Васек на охоте, а у нее руки болят, попробуй воду эту потаскай да дрова. Парень представил, как она колет дрова, чурка стоит плохо, неустойчиво, отпилена косо, шину вело, видать, а Васька, бич, в тайгу торопился, цепь поленился выточить.
За пьяными этими слезами стояла, между прочим, искренняя жалость. По дороге на самолов Парень упорно объезжал чужие ловушки, чтобы не пугать попавшуюся рыбу, чтобы она не билась, не мучилась. Скотину забивал быстро, не терпел, когда мучат животину, как сродный брат Колька, который целил поросенку в ухо, а попал куда-то ниже, в челюсть, и тот завизжал, побежал по двору и стоял у ограды, хрипя и истекая кровью, пока Парень сам не добил его. По осени почти все мужики были в тайге, и Парня часто приглашали бить скотину. “Так, топор… Таз с водой где?”
Отдавая негромкие приказания взволнованной хозяйке, разделывал он бычка или телку, и пузырилась голубая пленка между шкурой и мясом, подстывал на морозе дальний бок шкуры, и испытывал он неосознанное облегчение, когда еще почти живое существо превращалось в безликие пласты разделанного мяса. Копаясь в ливере, запуская руку в теплое синеватое нутро и ища селезенку, он говорил: “Ну вот, сейчас селезенку глянем, посмотрим, какая зима будет”. И баба осторожно спрашивала: “Ну и какая?” – а он отвечал, весело и хитро щурясь: “Нормальная!”

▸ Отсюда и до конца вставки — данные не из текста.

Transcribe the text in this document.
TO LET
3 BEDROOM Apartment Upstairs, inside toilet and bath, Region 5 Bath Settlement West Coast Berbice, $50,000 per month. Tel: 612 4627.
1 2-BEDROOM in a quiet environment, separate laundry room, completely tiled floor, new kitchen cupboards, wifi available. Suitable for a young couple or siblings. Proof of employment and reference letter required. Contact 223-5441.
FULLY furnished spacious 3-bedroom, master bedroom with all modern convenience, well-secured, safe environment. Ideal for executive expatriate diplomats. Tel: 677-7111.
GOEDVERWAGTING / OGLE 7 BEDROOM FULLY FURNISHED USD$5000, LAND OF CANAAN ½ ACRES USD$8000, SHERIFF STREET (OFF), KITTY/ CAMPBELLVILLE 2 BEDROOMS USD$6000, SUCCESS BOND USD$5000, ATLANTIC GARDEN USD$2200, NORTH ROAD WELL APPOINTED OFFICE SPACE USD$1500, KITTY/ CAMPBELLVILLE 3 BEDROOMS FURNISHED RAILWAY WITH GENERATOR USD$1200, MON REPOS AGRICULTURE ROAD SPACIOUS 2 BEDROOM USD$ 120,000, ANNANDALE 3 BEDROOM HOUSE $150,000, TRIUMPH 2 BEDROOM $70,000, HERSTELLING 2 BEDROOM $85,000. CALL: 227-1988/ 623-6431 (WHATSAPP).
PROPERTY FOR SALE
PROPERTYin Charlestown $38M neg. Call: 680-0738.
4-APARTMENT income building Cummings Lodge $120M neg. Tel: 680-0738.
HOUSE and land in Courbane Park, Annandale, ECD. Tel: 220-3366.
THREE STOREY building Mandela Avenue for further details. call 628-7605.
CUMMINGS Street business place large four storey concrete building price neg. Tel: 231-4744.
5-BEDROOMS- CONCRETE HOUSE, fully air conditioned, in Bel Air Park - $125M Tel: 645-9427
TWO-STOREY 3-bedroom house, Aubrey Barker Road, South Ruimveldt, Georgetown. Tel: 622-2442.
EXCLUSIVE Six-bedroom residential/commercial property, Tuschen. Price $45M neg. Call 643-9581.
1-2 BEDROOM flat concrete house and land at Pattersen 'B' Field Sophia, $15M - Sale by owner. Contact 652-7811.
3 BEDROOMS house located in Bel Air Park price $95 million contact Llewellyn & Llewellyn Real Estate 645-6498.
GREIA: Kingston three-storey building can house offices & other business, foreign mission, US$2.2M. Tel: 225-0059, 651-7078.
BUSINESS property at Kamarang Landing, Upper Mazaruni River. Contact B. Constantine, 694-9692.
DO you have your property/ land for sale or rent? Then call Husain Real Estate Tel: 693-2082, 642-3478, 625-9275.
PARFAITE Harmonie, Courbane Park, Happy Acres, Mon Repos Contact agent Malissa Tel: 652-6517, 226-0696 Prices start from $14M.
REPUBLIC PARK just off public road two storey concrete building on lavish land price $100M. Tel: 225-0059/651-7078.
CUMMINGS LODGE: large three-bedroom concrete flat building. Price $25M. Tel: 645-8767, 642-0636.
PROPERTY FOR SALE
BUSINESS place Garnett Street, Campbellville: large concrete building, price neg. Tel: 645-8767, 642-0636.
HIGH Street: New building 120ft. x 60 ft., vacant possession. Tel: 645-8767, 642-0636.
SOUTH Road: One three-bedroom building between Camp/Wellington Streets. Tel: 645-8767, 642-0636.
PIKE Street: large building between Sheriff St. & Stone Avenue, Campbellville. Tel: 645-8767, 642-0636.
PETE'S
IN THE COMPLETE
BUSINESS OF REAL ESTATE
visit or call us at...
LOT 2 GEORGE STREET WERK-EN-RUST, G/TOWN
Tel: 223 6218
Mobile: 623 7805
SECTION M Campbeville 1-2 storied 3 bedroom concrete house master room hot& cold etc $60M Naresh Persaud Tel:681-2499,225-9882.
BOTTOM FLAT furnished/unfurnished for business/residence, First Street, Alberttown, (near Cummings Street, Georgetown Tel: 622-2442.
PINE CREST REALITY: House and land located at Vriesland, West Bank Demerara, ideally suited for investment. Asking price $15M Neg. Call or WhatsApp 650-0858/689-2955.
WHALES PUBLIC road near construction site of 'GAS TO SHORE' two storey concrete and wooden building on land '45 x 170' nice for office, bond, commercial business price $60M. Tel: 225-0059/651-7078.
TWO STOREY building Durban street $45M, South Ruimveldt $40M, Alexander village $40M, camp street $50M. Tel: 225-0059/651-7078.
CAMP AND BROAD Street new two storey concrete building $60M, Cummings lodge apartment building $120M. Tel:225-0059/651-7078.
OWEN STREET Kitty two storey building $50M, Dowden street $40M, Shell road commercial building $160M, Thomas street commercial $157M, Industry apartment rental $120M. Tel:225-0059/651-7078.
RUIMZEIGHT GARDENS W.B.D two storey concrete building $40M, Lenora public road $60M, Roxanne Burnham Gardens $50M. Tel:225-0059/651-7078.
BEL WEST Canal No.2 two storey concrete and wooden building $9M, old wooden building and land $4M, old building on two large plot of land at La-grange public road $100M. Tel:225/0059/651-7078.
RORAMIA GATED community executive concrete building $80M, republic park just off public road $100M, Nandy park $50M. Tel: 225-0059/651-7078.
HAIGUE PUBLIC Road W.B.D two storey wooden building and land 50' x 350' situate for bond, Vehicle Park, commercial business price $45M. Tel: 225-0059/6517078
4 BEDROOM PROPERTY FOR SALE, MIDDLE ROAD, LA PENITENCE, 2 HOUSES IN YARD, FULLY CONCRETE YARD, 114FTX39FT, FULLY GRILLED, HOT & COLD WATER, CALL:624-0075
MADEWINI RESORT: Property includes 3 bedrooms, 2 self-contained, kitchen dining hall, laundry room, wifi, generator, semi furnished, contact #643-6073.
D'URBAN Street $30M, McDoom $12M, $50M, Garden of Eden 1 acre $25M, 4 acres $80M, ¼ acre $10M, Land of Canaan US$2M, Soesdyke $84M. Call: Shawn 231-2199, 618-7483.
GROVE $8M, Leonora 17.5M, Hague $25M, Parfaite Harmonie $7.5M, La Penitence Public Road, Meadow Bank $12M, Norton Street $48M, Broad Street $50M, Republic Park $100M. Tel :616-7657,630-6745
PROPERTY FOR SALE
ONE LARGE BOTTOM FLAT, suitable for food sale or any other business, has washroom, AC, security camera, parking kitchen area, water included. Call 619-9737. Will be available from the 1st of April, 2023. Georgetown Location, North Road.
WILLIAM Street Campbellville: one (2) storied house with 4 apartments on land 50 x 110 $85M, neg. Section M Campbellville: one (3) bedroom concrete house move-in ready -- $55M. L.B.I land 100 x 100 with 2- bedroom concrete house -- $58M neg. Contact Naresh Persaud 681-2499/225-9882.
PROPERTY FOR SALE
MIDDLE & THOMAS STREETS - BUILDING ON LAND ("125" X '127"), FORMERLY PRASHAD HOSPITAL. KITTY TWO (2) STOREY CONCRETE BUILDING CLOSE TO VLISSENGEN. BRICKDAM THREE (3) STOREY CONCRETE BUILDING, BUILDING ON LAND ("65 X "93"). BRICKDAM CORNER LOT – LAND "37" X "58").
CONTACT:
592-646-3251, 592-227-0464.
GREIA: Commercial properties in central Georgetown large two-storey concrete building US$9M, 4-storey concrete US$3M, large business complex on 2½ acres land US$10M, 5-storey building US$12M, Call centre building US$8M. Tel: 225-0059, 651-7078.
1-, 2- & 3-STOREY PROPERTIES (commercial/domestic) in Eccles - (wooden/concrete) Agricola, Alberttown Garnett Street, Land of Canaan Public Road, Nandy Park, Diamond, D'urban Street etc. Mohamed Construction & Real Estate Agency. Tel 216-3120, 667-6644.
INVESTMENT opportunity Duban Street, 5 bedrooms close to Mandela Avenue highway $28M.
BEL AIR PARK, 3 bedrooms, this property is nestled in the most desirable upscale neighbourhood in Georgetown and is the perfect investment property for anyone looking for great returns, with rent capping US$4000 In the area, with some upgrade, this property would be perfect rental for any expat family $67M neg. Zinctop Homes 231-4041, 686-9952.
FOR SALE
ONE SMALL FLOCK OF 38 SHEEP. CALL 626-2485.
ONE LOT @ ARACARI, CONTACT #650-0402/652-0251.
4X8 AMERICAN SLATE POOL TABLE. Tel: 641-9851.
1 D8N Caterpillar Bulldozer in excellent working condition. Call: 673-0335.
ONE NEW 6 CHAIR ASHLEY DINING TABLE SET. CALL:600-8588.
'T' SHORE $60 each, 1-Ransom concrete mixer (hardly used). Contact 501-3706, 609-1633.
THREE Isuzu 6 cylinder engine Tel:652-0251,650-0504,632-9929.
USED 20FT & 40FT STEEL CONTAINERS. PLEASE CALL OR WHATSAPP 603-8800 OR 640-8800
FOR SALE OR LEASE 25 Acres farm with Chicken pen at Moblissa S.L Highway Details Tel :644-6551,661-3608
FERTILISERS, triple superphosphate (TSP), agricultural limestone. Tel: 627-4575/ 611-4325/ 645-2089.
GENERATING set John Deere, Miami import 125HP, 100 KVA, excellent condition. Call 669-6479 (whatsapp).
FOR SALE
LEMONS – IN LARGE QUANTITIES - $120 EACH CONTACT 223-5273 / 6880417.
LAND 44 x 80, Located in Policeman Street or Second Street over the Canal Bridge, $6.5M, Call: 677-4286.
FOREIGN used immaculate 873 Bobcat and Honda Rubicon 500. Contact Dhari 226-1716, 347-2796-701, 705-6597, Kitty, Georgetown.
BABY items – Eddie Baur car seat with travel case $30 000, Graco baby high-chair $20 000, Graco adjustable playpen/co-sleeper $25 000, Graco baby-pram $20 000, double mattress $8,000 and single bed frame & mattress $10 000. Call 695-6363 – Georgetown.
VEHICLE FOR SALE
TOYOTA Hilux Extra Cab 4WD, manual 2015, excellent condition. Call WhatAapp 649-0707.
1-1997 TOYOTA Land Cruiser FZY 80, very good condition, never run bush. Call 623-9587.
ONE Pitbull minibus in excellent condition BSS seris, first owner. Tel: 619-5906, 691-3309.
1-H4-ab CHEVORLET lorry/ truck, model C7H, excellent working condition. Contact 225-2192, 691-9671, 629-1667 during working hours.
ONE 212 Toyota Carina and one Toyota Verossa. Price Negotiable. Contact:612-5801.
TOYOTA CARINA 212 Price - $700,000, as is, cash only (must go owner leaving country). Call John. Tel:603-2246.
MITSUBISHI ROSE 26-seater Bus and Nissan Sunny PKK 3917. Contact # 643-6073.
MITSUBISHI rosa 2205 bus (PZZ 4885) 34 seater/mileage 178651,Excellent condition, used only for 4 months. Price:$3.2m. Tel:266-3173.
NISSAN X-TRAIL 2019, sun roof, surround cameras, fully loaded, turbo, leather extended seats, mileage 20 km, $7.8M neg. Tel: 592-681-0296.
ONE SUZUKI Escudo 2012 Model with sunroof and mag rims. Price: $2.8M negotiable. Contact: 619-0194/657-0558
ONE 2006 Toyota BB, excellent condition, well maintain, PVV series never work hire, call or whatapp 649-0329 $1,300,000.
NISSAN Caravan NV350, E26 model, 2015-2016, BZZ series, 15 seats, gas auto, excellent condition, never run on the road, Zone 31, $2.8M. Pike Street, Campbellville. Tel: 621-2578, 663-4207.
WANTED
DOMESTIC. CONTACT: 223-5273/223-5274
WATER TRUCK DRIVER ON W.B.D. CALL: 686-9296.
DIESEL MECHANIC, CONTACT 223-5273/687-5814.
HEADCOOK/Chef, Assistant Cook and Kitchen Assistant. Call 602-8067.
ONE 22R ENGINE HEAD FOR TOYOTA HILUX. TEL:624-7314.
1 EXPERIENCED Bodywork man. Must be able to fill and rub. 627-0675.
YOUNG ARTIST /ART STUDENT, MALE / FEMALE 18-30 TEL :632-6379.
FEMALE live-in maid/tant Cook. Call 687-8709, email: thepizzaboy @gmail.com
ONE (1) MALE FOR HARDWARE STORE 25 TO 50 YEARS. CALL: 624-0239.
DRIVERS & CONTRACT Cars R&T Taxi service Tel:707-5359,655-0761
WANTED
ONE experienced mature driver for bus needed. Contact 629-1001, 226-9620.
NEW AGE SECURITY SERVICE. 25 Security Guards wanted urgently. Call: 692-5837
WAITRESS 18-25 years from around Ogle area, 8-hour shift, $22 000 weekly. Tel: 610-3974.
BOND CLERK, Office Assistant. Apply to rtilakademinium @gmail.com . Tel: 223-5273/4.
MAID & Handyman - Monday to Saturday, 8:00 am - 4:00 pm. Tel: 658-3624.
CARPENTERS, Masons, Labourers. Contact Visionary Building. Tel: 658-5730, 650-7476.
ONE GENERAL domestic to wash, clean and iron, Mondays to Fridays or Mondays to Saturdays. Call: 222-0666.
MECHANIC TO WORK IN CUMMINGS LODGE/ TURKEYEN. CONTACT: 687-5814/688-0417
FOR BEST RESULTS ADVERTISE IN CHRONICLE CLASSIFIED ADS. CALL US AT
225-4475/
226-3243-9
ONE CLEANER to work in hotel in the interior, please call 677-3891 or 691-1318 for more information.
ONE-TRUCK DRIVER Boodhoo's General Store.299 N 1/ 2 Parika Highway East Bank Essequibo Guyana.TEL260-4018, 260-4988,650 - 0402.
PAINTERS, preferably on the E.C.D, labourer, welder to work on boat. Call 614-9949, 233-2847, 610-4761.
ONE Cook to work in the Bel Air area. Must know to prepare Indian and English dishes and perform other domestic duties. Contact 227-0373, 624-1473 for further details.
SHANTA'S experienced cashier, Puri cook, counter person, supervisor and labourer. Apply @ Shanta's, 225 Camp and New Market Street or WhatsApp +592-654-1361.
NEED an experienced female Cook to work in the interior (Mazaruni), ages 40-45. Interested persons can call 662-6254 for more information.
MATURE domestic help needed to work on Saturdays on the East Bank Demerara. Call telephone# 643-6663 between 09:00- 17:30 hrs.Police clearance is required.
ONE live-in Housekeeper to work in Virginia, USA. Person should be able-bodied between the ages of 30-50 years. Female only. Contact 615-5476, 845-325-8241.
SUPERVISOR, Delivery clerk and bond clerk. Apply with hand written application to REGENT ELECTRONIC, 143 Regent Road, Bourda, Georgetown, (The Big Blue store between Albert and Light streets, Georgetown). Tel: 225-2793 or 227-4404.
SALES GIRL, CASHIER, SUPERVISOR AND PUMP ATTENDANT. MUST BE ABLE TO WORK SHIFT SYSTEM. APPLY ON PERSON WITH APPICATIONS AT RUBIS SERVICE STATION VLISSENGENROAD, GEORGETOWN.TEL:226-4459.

“…Да не-ет, Васек молоде-ец”, – вслух говорил Парень. Хотя вообще он этих охотников не понимает, потому что сам другой. Он рыбак, рыба-а-ак. Все в нем рыбацкое, потомственно-сельдючье, до мозга костей енисейское. Любит он рыбачить. И даже не самоловом, потому что это все-таки какое-то быстрое хапанье с оглядкой, а неводить. Парень уже успокоился, закурил, как-то окреп, поднял голову. Упрямая, бородатая, снова она крепко сидела на небритой шее, выгнутой, как боковой отстволок листвени. Парень представил, как идет не спеша бечевником, вместе с течением, вместе с Енисеем, с веревкой в руке, а Василий на быстрых и сильных гребях задранным мотором вперед уходит в реку, разметывая невод. Вот проворно соскальзывает наложенный грудой невод, с плавками, с кибасьями, похожими на берестяные шаньги с начинкой из камешка, вот, туго пружиня, натянулся бережник, и
Василий, бросив весла, метнулся к неводу, отцепил ячею от поддона – старый поддон уже, отщепилась доска, новый надо делать, и вот снова сходит невод, и Василий, описав полукруг, подходит к берегу и, перехватив веревку, отпихивает лодку.
А Парень идет не спеша, пощупывая мокрый бережник, или бредет в сапогах по воде. Вода прозрачная, галечка просвечивает. Енисей тихо плещет, лежит его огромное тело – десять верст до мыса, и дышит, и человек рядом – ближе не бывает. Лежит Енисей, вздыхает, колыхается, тоже ему вроде как трудно. Трудно от длины своей, от дряни, которую в него кидают, от вчера потихшего трехдневного севера, от суетливой верховки, от ледоходов и ледоставов… Парень вздрагивает – задёв, нет, отпустило, а вот, похоже, косячок запоролся, тяжело идет. Вот они и с Василием начинают, сходясь, аккуратно подтягивать невод. Вот один тугун идет, вот другой, и вот бьется, мелко трепещет серебристая масса, спадая, сваливаясь к середке, вот сошлись, подняли в четыре руки бьющийся куль, вытащили на гальку. Парень не спеша несет из лодки ведро и покрытый чешуей таз с дырочками. (А раньше, мать рассказывала, рыбу не в тазы сваливали, а в берестяные чуманы…) Вот идут они, протрясая невод с двух концов особым коротким движением, чтобы вытрясся застрявший головой тугун, покатился дальше в гамаке невода к середке, а ерш-то, козел, хрен вытрясется, его потом все равно выпутывать.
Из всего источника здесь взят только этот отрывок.